The last fact counted most with Judy. Lili was worth at least a thousand words for
VERVE!,
whatever happened at the meeting, so Judy agreed to it. Eager and charming as a child, Lili
thanked her and asked her to keep their rendezvous a secret. Judy hadn’t intended to tell anyone anyway. But she was intrigued; like herself, Lili had also succeeded in life fast,
mysteriously and against the odds. She must be about twenty-eight or twenty-nine now, although she didn’t look it.

Last month’s telephone call had been followed by a confirming letter on thick, cream paper with the single word LILI centrally engraved in navy Bodoni typeface; for some reason Lili had no
last name.

What could she have in mind? Judy wondered. Backing? Surely not. Publishing? Not likely. Publicity? No longer necessary.

It was six-twenty and the traffic was still motionless, so Judy jumped off the bus and walked the last few blocks. She always liked to arrive on time.

The cab smelled of stale cigarette smoke, the backseat had been slashed and the guts were spilling out; it was also stuck in traffic on Madison Avenue, but the driver, a surly
Puerto Rican, was mercifully silent until suddenly he barked, “Where you from?”
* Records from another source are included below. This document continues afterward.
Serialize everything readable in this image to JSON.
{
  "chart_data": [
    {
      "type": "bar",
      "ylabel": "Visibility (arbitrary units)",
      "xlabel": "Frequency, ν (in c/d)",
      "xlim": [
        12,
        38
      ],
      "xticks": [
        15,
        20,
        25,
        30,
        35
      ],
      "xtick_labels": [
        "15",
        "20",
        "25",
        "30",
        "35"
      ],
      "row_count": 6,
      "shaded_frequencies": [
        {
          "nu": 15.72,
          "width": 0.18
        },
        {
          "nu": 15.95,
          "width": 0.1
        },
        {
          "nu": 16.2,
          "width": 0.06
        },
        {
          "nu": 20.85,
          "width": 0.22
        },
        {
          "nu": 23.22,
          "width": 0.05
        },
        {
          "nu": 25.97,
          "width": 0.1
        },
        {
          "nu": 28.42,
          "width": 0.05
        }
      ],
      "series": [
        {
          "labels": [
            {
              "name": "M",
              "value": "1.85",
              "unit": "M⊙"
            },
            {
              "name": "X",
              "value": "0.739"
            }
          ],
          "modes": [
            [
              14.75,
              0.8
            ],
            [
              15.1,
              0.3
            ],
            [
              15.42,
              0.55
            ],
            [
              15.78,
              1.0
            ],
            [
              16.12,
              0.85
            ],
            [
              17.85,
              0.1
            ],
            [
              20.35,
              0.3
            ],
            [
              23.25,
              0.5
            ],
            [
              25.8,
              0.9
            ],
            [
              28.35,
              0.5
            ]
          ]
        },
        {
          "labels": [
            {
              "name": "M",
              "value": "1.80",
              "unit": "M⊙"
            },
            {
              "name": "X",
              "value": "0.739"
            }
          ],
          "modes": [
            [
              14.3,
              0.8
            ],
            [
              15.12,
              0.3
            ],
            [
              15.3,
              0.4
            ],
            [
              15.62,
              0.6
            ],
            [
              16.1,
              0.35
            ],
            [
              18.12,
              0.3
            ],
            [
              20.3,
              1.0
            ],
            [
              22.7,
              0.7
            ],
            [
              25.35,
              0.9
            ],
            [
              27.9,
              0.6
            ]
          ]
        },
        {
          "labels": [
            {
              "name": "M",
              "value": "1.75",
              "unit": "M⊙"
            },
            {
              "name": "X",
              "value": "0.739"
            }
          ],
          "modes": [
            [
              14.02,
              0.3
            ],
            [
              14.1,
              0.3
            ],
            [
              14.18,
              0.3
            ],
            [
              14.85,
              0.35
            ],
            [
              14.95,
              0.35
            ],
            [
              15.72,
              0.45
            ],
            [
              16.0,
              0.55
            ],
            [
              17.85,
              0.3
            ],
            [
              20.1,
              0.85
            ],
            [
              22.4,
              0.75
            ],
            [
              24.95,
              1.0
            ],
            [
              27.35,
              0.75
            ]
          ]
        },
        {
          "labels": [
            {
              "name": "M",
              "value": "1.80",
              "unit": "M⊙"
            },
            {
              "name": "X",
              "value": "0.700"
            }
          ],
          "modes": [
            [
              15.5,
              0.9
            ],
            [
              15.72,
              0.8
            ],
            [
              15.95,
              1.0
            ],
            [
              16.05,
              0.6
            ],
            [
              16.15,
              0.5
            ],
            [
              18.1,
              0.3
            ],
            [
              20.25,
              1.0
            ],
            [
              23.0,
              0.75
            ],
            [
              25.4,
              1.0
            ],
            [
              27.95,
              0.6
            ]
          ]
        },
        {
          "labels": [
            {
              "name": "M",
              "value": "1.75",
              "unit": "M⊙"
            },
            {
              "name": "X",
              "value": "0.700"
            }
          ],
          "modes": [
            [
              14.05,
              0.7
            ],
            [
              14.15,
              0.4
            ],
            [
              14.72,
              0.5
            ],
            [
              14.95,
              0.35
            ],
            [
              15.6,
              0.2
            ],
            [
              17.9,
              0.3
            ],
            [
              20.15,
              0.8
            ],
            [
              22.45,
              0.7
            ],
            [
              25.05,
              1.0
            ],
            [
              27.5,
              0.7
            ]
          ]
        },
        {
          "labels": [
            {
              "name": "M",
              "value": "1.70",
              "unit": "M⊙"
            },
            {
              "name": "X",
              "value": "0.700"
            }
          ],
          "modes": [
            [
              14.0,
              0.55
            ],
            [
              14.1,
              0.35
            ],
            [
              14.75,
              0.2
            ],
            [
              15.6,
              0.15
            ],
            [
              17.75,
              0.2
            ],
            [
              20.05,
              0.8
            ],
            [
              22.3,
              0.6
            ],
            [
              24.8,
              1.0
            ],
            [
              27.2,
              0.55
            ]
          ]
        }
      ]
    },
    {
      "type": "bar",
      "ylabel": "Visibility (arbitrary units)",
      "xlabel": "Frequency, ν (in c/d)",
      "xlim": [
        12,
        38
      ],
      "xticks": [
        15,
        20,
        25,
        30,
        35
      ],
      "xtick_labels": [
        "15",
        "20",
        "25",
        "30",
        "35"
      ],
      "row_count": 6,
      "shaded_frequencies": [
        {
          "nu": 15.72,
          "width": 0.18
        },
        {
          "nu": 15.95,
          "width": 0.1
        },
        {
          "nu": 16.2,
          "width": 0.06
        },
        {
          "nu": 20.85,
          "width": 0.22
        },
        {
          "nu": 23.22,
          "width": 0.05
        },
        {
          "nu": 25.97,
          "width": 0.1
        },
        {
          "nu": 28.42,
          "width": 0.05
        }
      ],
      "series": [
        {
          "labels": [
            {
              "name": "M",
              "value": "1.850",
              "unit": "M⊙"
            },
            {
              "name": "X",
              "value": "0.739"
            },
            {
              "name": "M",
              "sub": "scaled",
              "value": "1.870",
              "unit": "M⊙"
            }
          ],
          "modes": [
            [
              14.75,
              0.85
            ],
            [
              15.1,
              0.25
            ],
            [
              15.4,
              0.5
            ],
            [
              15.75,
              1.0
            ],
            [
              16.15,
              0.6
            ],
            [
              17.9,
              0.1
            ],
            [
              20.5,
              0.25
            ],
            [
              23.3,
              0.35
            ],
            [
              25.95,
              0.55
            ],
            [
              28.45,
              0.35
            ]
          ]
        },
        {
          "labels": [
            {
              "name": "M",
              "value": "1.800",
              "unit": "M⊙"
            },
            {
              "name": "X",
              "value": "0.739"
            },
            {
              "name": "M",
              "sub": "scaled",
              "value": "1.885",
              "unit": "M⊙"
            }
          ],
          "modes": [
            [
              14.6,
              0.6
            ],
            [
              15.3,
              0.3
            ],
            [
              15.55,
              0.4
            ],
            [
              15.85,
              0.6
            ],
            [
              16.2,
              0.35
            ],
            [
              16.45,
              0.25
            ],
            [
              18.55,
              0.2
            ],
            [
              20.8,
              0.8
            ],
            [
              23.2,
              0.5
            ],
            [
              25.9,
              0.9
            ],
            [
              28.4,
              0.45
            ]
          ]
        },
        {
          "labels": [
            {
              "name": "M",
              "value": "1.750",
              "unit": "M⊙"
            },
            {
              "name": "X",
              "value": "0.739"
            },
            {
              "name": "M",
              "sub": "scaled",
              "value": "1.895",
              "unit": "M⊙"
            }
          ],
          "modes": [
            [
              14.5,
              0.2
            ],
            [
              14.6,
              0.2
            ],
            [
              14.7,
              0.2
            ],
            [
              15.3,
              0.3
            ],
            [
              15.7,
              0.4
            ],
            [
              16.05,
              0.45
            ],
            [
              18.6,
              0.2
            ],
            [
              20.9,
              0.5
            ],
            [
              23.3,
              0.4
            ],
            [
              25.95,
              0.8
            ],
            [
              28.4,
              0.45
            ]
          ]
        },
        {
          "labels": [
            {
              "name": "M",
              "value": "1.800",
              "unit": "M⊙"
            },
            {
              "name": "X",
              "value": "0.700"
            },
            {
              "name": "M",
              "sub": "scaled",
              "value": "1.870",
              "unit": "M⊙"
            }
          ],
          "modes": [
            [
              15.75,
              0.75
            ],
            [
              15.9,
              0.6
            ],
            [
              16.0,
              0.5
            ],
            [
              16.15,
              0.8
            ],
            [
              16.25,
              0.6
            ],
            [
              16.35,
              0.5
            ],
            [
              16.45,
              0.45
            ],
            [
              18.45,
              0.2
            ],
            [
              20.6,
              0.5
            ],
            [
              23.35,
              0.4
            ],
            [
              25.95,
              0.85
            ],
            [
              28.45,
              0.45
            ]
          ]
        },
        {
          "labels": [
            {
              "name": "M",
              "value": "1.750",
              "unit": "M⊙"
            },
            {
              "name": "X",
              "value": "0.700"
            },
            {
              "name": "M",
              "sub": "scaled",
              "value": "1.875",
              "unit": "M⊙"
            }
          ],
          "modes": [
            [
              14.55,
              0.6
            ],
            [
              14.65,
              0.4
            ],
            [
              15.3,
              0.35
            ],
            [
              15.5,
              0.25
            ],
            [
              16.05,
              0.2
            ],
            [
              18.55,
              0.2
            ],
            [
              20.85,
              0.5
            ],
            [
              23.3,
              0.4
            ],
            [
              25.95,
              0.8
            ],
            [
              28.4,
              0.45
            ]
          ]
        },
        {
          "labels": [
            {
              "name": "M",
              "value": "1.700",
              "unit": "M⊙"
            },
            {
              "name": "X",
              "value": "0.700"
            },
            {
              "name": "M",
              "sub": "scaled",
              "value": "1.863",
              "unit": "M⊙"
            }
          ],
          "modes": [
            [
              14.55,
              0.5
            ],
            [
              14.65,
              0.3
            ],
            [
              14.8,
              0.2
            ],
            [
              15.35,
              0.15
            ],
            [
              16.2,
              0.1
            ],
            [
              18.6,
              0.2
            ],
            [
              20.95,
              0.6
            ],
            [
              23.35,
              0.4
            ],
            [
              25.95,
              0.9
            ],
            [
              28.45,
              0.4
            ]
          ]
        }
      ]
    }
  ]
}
“Cornwall,” said Pagan, who never thought of herself as English. She added, “The warmest part of Britain,” and thought that wasn’t saying much. Pagan’s pallor
was due to poor circulation; she had always suffered from cold weather, which was eleven months of the year at home. As a child she had hated to put her naked feet out of bed on winter mornings and
hurriedly plunged her chilblains into sheepskin slippers. Her first frenzied love-hate relationship was with her warm but uncomfortable winter underclothes; the scratchy, cream wool combination
suit that covered her from neck to ankle, with sagging sanitary trapdoor that unbuttoned at the back; the prickly, flannel Liberty bodice, a vestlike garment that ended at the stomach with long,
dangling suspenders to hold up her thick woolen stockings.

When Pagan was a child, at seven every morning a little housemaid had scurried around Trelawney to light the stoves and the fires, which were banked down or turned off every freezing winter
night at eleven p.m. no matter what time everyone went to bed. Smelly cylindrical oil stoves stood before the lace curtains of the bathrooms and minor bedrooms, open coal fires smoldered in the
principal bedrooms and great, glowing logs were piled in the hall and drawing room, but the long hallway and bathrooms were always freezing, and the food from the home farm was lukewarm when it
finally arrived on the manor table. The uneven flagstones in the dining room always felt cold, even in summer, even through Pagan’s shoes; when she thought no one was looking, Pagan used to
tuck up her feet under her bottom and away from the icy floor—but it was always noticed and she would be told sharply to “sit up like a lady.”